Jorge Centeno grew up in Central Mexico, where he worked in the vegetable trade and studied engineering, before moving to Chicago. There, he entered hospitality and managed restaurants. As he took up bartending, he became enamored with liquor and cocktail-making, drawing on his passion for gardening to inspire some of his creations. He runs the beverage program for the English-inspired Deer Path Inn, where he creates stunning cocktails and mocktails served in unconventional vessels (like lightbulbs), and develops hands-on mixology programming for the Inn’s guests.
Jairo Taveras has made a name for himself in the NYC bar scene, bringing a unique touch inspired by his Dominican roots and urban upbringing. Whether behind the bar or curating new drink experiences, he is dedicated to elevating cocktail culture one pour at a time. Currently travels the country as an ambassador for Mijenta Tequila.
Jon Schott has 20+ years of experience in the food and beverage industry. Schott became recognized as an innovator and successful restaurateur after opening The People’s Drug and King’s Ransom in historic Alexandria, VA. Currently a private beverage consultant and freelance bartender, Schott is well known for creating unique, award-winning drink programs and has received both local and national recognition. Most recently awarded Top Ten Bartenders in America at World Class National Finals where he was also awarded “Bartender’s Bartender.”

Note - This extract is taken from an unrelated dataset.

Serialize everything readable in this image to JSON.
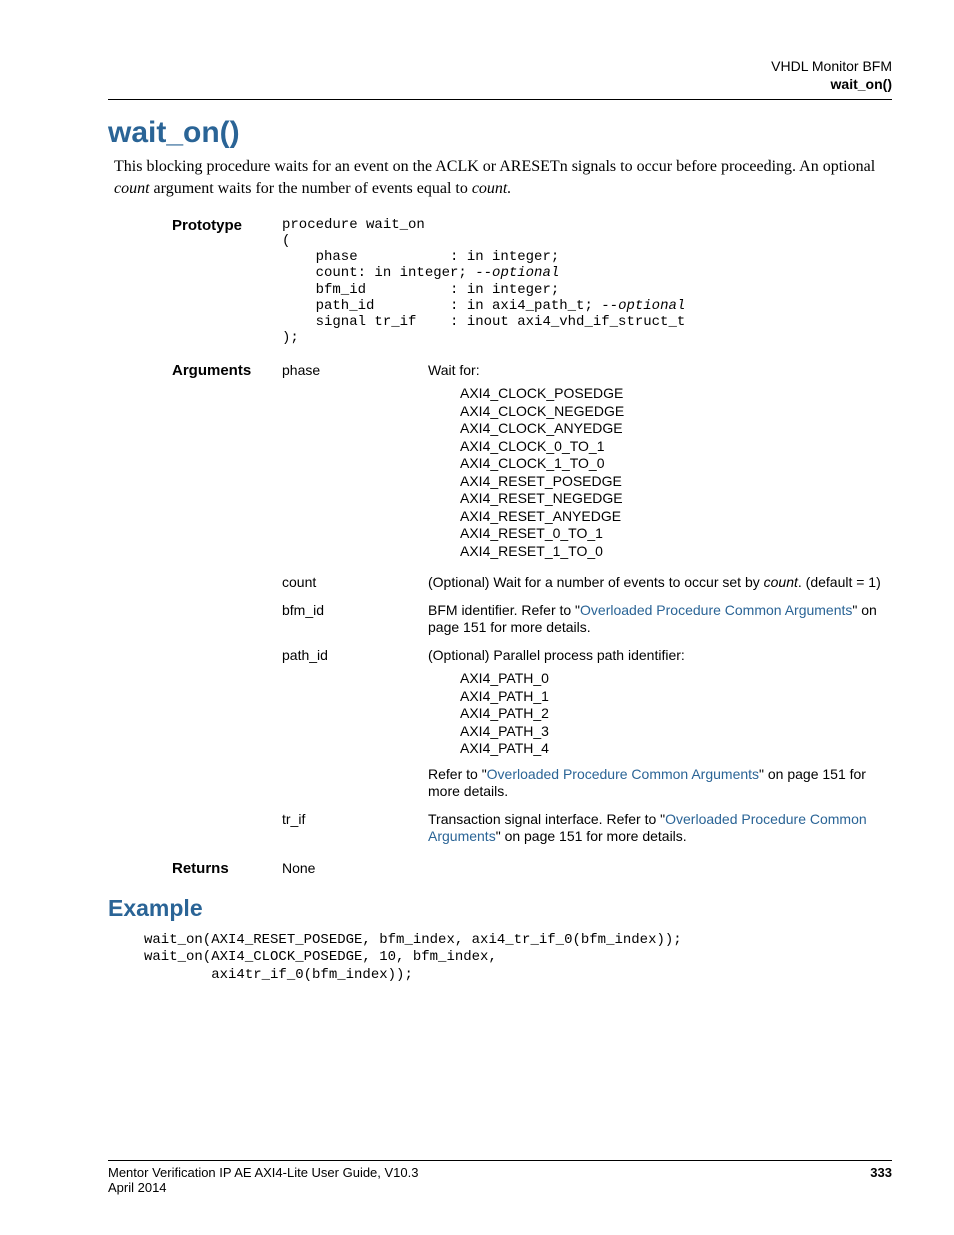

Haleigh and Cody Brown of the Home Bar Network curate unforgettable cocktail experiences across Atlanta and beyond. They specialize in bespoke cocktail menus expertly crafted with fresh-squeezed juices, house-made syrups, seasonal garnishes, and more. With world-class hospitality, seamless service, and a serious attention to detail, they bring elevated cocktails and unforgettable vibes to every event.
With over 15 years of hospitality experience, Tyler Forand began his career in a family-owned Italian restaurant before joining Hyatt’s F&B team in 2015. He has always had a keen interest in combining classic recipes with fresh ingredients and modern culinary trends, which has guided his work in opening multiple bars and restaurants and developing a wide range of seasonal and specialty menus.